Last Modified: August 22, 2019

Heart Health

Roy Robertson, MD, president, Parkview Heart Institute, explains the physical and emotional challenges that follow common cardiovascular procedures.

According to the Centers for Disease Control and Prevention (CDC), 800,000 Americans suffer from a heart attack each year. That’s 1 heart attack every 40 seconds. As a result, the need for cardiovascular surgeries has become increasingly common.

While the technical nature and expertise of the physicians is important for the procedure, the recovery period is just as crucial. The human body needs some special attention in order to heal.

The Parkview Heart Institute team offers a wide variety of recovery options for their patients. Cardiac Rehabilitation actually monitors patients while exercising and while in a resting state to see how their body is responding to the treatment they received. The staff will also gather a careful history and perform physical examinations after treatment to learn additional details during recovery.

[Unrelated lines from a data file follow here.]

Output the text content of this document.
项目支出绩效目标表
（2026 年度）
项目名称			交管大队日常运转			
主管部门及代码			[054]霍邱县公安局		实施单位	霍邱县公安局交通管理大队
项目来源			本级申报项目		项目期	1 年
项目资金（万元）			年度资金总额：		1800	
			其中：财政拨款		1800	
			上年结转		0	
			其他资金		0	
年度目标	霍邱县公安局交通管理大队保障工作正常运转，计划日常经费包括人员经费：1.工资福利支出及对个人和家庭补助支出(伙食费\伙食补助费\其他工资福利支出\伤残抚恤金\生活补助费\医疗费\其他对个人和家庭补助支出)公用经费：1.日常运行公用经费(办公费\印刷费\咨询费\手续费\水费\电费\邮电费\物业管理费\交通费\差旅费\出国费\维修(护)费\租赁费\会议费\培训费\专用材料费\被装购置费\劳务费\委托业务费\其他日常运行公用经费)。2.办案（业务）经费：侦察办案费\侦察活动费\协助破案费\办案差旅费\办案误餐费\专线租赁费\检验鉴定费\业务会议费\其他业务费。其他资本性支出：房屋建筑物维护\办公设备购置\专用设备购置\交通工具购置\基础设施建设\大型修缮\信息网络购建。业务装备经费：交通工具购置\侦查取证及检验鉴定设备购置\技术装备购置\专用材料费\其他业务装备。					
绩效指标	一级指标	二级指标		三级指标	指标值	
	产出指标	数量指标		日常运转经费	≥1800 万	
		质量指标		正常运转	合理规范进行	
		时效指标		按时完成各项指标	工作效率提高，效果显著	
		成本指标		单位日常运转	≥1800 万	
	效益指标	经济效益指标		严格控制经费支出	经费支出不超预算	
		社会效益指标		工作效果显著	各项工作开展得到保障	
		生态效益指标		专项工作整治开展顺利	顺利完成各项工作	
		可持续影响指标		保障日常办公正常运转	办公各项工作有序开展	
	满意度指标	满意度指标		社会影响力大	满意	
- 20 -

Additionally, the team will look at how the patient is recovering mentally. Being ill can generate something called situational depression, which is a depressive state during a challenging time. There are actual physiological changes that occur with illness and those can spur mental distress and challenges in how the patient processes information. They might become overwhelmed or discouraged. Depression is a major concern during the recovery period.  

Patients are typically released from the hospital when they are able to proceed with self-care activities like eating, getting dressed and sleeping. It’s expected that, once the patient goes home, they will experience a few weeks when their body is still recovering. But the care team is watching for any indication of the patient feeling worse. This might present as shortness of breath, chest discomfort, difficulties with energy or side effects from medications, or a change in the way the patient feels overall. The important thing to understand is, just because you’re being discharged, does not mean the healing process is stopping. The healing is evolving, just in a different environment.

Attending follow-up appointments is crucial for recovery. It is important that your recovery progress is assessed regularly. For example, there’s a big difference between having a heart valve placed by traditional surgery and having a heart valve replaced by catheter, which would require fewer incisions. In other words, we put a lot of value on individualizing every patient’s recovery. You will get instructions and knowledge during this time to help identify your personal goals and get you equipped to return to a healthy life.